Bazzett’s task, even if he brought it on himself, was almost up there with creating a universe in 7 days: cover everything in the universe in just 20 (not very long) poems, including questioning God and what he, she, we, or they is, are, or were, if anything but myth. Then have the audacity to show God your first draft. In “Cain & Abel, Revisited,” God “poured a little more cognac and said / he’d probably do some things differently / given the chance.”
While most of the poems have some relationship to religion, looked at from an alternate universe, he manages to bring dogs into the mix more than once. Of course, God spelled backwards is… In “A Confession,” he tells us, “When my dog started rewriting my poems, / they got better….”

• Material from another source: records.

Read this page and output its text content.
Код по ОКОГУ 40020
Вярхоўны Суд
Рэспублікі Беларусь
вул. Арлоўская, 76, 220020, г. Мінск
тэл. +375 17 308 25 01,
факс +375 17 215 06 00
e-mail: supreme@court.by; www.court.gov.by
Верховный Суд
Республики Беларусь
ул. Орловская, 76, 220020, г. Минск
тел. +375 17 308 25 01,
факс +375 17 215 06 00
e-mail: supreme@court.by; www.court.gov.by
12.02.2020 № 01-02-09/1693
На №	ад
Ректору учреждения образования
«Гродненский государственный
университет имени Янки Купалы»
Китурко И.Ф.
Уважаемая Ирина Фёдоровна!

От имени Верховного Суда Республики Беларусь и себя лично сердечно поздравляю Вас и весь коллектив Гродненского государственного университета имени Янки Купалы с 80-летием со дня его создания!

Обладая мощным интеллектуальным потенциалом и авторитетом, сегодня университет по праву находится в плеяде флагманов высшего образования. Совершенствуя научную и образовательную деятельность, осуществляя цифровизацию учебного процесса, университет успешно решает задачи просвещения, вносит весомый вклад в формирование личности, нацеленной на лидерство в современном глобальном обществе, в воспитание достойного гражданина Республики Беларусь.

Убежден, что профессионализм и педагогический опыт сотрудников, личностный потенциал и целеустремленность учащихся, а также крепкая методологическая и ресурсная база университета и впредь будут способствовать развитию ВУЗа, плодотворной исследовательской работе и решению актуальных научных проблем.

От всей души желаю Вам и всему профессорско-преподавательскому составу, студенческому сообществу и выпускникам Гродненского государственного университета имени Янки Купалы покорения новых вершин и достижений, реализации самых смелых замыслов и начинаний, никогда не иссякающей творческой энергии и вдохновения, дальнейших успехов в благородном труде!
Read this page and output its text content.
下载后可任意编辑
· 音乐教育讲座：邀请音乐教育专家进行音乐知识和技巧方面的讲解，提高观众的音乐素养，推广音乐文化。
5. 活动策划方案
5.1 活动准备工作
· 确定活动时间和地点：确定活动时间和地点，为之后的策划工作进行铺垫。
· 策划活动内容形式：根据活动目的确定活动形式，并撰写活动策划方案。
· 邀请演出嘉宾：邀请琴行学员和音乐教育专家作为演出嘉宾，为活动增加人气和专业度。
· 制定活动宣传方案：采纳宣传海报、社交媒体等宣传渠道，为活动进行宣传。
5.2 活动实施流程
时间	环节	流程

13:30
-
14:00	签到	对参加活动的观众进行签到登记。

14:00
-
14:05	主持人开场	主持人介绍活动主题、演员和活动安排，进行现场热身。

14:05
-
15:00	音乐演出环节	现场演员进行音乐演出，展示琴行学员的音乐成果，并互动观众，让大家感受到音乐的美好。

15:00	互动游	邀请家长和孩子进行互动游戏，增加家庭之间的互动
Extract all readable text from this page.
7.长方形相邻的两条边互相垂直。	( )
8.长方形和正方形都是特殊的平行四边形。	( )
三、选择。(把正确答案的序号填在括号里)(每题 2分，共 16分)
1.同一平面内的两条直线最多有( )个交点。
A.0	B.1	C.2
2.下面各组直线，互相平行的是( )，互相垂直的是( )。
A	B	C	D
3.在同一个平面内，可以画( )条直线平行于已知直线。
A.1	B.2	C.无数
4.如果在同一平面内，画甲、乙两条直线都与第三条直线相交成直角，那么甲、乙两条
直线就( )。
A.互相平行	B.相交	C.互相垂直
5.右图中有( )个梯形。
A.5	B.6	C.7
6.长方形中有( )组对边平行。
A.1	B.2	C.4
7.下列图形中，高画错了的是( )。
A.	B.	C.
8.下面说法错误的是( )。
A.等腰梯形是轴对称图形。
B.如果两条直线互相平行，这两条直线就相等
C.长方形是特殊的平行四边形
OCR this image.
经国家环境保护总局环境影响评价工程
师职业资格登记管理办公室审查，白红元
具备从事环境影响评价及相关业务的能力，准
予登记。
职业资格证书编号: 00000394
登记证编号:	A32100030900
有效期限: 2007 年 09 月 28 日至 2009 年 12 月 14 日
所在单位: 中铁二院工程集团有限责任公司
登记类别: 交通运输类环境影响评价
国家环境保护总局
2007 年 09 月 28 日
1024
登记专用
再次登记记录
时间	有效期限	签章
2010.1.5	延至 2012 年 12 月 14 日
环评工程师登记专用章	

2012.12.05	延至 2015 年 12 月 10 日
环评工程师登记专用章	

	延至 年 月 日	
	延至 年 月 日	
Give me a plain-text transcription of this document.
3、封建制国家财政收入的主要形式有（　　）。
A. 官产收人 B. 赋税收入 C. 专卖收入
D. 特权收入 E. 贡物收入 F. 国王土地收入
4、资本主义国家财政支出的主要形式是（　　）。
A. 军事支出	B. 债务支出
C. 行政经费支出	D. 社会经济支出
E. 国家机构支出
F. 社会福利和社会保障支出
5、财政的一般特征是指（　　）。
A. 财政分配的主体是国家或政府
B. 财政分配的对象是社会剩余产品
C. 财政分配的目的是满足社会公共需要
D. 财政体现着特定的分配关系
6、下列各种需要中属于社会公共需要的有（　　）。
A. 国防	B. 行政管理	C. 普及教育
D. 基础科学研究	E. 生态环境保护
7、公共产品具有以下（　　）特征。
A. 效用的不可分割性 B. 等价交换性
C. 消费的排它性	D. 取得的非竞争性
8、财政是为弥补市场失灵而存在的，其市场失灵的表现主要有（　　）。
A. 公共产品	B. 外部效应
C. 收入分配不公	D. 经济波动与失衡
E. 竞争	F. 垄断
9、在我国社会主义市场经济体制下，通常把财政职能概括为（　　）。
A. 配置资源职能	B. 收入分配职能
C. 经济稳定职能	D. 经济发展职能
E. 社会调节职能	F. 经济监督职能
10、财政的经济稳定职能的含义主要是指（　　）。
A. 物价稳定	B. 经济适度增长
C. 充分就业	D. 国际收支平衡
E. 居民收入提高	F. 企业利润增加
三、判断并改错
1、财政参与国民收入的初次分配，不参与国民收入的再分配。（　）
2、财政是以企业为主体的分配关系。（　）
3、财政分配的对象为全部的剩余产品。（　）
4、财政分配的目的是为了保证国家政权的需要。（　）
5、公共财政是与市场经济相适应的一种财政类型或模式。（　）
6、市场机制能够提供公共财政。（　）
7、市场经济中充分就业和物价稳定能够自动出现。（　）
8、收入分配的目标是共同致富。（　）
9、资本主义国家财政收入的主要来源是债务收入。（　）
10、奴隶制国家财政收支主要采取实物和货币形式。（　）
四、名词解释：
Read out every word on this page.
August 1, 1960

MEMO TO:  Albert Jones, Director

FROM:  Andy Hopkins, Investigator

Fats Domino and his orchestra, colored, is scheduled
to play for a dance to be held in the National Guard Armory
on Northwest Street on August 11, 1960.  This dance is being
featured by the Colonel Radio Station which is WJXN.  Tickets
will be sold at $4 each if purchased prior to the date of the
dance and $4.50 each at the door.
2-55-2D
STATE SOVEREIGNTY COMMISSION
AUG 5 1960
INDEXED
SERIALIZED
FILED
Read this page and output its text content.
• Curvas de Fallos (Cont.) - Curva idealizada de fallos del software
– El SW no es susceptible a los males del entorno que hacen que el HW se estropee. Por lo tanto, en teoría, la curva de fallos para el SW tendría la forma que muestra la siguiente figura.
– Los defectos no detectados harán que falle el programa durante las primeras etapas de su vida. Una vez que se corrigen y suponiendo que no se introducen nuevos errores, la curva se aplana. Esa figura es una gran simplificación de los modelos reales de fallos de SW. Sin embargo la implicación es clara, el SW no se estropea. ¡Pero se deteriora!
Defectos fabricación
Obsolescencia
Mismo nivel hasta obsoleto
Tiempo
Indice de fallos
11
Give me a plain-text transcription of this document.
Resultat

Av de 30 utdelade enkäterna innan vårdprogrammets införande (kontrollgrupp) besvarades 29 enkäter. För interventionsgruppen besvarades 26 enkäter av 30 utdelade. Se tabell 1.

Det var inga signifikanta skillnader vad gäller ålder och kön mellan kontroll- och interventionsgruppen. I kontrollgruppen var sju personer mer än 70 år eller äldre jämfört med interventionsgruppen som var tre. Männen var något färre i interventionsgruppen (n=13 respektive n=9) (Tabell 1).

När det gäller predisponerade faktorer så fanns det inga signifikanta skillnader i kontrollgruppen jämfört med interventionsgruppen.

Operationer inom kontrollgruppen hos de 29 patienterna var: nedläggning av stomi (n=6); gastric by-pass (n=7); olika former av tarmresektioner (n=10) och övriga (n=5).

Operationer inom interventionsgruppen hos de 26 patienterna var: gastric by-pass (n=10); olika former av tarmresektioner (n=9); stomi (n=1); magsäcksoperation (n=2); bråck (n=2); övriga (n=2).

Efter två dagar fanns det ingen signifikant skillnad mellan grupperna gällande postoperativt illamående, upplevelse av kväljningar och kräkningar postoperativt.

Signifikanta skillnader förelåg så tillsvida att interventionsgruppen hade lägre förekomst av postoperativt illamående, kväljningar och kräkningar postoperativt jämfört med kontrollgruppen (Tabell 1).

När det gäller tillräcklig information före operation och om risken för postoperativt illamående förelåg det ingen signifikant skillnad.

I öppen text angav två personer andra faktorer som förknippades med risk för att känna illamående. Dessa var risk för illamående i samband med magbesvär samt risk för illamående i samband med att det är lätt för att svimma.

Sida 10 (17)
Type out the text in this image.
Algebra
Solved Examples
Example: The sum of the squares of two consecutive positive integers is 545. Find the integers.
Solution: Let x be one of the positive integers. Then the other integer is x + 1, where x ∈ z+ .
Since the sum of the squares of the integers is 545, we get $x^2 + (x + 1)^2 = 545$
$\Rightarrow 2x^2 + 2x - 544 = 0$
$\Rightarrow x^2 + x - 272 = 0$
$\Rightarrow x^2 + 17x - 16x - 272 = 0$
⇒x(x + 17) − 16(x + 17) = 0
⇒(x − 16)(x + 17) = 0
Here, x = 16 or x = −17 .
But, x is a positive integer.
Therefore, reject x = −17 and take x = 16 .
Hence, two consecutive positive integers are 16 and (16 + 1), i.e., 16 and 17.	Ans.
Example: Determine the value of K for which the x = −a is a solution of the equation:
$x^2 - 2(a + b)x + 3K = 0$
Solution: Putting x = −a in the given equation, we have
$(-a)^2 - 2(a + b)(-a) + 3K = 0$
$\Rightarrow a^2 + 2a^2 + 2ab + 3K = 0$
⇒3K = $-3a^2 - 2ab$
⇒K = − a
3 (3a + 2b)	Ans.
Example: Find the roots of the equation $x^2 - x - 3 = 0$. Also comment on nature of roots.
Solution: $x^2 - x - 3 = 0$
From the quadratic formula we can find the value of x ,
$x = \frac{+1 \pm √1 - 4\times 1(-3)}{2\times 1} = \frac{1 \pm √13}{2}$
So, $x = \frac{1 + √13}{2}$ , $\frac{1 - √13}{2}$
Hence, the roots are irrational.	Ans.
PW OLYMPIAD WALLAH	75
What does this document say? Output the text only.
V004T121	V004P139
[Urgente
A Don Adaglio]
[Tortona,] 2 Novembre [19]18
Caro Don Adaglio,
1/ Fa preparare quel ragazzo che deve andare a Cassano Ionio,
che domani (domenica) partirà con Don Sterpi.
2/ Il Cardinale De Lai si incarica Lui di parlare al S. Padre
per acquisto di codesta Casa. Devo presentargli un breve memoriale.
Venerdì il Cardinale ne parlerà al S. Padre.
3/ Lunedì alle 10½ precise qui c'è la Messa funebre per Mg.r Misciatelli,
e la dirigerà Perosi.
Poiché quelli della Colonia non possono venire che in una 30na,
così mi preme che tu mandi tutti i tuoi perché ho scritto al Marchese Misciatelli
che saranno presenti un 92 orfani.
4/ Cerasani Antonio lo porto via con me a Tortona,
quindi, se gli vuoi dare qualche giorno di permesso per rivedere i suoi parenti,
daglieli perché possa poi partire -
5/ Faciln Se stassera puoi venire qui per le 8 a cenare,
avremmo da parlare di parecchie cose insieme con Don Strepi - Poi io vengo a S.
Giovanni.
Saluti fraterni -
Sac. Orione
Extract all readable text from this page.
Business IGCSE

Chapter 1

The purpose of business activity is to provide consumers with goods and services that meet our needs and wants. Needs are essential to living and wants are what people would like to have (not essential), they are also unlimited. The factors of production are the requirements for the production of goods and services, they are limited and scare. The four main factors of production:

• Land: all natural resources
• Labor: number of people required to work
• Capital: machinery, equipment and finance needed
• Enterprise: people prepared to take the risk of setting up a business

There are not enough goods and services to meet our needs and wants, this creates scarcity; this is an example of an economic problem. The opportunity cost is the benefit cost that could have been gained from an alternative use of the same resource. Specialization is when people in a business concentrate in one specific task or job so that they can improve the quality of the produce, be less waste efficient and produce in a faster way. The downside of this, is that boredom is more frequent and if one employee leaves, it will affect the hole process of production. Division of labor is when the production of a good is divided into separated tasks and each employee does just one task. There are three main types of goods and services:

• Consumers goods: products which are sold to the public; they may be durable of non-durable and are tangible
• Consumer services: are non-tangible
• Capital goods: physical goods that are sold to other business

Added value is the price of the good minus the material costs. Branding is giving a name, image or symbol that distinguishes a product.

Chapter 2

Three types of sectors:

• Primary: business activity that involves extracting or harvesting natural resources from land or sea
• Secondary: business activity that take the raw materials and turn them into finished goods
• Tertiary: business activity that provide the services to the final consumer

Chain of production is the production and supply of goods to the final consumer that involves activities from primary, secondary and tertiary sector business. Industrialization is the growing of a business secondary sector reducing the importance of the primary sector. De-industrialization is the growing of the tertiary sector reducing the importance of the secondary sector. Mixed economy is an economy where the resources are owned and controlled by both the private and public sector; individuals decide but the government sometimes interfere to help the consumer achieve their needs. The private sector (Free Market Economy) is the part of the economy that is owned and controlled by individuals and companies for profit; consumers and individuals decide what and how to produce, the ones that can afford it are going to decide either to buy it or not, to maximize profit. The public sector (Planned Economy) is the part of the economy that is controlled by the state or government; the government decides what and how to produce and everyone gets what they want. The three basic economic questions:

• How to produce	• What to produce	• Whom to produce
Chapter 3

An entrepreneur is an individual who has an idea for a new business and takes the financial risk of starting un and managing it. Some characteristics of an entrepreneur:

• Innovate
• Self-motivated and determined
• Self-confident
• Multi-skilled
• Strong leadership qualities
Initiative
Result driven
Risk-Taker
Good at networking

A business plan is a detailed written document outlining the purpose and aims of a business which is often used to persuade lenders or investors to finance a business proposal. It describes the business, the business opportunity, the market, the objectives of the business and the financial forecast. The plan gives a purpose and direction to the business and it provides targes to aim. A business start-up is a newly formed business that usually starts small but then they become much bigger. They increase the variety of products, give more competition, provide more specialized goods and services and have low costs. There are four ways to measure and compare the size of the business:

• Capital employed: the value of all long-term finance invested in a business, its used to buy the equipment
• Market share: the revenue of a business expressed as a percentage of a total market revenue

One way to speed up the discussion of everything is to immediately discuss one thing, then it’s opposite. His first poem, “The End,” starts, “In the beginning.” In “The Tunnel,” he comes out of a tunnel to discovered he walked through it backwards. People are lined up to pay $100 to walk through AMNESIA, but he’s going to have an opposite result.
Drawing some parallels between our bodies and temples as enclosures, symbolic of the complex, intangibles that don’t concern the structures themselves, lets us leap over most discussion. Mission accomplished. He provokes some heavy thinking and soul searching, as much as you feel comfortable taking on, or you can just sit there with a big grin on your face and admire his creativity. I only wish I had another 50 poems to go.
I also wish the publisher had used larger type.